22. Das Gefängnis

1K 91 6
                                    

The Child who is not embraced by the village, will burn it down to feel its warmth (African provers)

Sie hatte keine Wahl. Hutter gab ihr keine Wahl. Wie ein Mantra wiederholte sie diese Worte in ihrem Verstand und hoffte sich dadurch Mut machen zu können.

Der Fototermin hatte ihr den Rest gegeben, sie war am Ende ihrer Kräfte und hörte Milos Worte in einer endlosschleife. Zusammen wären sie stark genug, um weg zu gehen. Weit weg. Sie könnten frei sein. Endlich frei. Zitternd stand sie vor ihrem Kleiderschrank und suchte nach den dunkelsten Klamotten, die sie finden konnte.

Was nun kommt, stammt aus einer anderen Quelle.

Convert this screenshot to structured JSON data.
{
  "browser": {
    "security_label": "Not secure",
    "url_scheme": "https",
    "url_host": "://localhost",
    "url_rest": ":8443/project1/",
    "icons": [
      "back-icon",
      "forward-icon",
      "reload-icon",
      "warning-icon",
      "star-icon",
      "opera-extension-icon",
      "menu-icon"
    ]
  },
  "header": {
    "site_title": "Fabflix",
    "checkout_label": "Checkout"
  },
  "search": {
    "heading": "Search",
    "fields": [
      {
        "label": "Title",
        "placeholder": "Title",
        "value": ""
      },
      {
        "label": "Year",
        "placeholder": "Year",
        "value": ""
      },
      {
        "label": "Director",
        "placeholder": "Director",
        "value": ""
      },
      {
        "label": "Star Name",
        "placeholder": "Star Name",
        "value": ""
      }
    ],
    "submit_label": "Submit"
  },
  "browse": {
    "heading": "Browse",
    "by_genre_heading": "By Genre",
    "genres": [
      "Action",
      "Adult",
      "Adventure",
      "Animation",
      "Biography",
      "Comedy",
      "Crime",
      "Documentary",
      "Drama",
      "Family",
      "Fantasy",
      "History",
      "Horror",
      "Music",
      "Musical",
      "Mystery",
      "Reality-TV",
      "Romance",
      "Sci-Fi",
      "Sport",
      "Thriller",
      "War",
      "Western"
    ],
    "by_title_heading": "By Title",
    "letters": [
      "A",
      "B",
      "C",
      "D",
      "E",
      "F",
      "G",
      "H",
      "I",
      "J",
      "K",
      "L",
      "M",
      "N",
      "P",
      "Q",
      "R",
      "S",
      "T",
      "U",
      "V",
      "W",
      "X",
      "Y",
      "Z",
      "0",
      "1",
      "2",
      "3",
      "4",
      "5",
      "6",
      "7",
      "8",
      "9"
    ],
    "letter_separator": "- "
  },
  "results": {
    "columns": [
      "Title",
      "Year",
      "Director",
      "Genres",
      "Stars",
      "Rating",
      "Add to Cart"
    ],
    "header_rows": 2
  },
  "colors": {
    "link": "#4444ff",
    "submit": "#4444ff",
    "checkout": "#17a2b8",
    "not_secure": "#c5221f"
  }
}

Der Plan sah Verstohlenheit vor. Ihren grummelnden Magen und die im Sekundentakt fließenden Tränen ignorierend zog sie sich eine dunkelblaue Hose und einen passenden Pullover an. Die Nacht würde sie kalt empfangen und sie musste bereit sein. William schlief nicht, sie konnte es spüren. Seine Zimmertür war zwar zu aber sie konnte seinen unruhigen Verstand brodeln fühlen. Auch er war zutiefst erschüttert über die vergangenen Ereignisse.

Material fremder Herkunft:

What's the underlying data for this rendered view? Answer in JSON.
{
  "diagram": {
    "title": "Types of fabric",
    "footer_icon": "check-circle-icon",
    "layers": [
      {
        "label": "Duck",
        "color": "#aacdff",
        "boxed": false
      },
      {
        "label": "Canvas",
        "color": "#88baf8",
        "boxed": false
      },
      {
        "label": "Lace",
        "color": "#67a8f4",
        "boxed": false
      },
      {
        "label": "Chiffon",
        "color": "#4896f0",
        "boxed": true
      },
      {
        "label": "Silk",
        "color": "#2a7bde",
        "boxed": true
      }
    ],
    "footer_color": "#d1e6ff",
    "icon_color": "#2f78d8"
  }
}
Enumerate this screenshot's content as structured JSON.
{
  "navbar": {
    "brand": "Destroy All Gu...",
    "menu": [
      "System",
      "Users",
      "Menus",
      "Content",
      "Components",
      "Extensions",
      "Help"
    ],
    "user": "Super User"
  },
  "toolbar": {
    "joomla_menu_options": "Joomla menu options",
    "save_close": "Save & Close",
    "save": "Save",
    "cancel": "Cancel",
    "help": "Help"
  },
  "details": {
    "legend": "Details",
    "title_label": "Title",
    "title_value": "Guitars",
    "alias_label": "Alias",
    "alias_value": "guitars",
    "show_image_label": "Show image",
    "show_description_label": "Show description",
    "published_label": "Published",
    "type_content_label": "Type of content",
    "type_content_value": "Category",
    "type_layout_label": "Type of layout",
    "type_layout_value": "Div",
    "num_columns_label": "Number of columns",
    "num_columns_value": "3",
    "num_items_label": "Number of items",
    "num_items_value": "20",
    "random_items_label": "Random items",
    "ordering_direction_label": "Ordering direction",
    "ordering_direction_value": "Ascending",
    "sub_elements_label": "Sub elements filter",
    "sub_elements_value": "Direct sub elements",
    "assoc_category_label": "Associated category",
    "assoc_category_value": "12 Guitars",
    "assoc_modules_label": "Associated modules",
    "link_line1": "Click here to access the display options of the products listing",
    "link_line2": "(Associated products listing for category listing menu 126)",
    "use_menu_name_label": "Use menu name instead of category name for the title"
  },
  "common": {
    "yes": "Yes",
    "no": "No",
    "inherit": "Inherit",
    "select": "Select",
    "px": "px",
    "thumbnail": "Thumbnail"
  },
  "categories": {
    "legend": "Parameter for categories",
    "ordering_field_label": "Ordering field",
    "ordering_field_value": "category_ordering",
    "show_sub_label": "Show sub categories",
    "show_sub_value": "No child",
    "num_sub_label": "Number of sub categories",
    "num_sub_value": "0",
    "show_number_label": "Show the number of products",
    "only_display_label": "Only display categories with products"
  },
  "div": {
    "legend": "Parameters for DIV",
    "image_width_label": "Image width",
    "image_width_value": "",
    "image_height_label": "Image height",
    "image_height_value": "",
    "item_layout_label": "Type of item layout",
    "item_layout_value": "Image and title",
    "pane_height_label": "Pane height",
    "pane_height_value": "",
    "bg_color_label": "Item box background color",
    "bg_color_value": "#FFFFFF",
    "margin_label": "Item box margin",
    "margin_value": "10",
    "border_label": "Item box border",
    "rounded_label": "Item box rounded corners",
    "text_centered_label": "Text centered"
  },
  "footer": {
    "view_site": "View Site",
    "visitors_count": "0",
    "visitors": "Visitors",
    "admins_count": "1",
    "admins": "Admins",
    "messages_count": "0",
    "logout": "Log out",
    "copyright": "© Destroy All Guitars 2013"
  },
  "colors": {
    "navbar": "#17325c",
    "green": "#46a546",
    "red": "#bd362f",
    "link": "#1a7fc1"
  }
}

Ava vermutete, dass ihm die Machtlosigkeit seiner Position nun endgültig in die Knochen gefahren war. Er war hilflos genau wie sie. Aber wenn sie Milo an ihrer Seite hätte, sehe ihr Leben anders aus. Ganz sicher. Dominik war schon vor einer Weile ausgegangen und nicht wieder zurückgekommen. Sein Verbleib war nur ein flüchtiger Gedanke.

Sie wollte diesen Mann nie wieder sehen. Vielleicht waren seine Handlungen nicht von bösen Absichten gelenkt, ihre Konsequenzen waren jedoch für sie untragbar. Egal was nach dieser Nacht passieren würde, sie wollte Dominik nicht mehr in ihrem Leben wissen. William dagegen...schnell schüttelte sie den Kopf. Daran konnte sie nicht denken.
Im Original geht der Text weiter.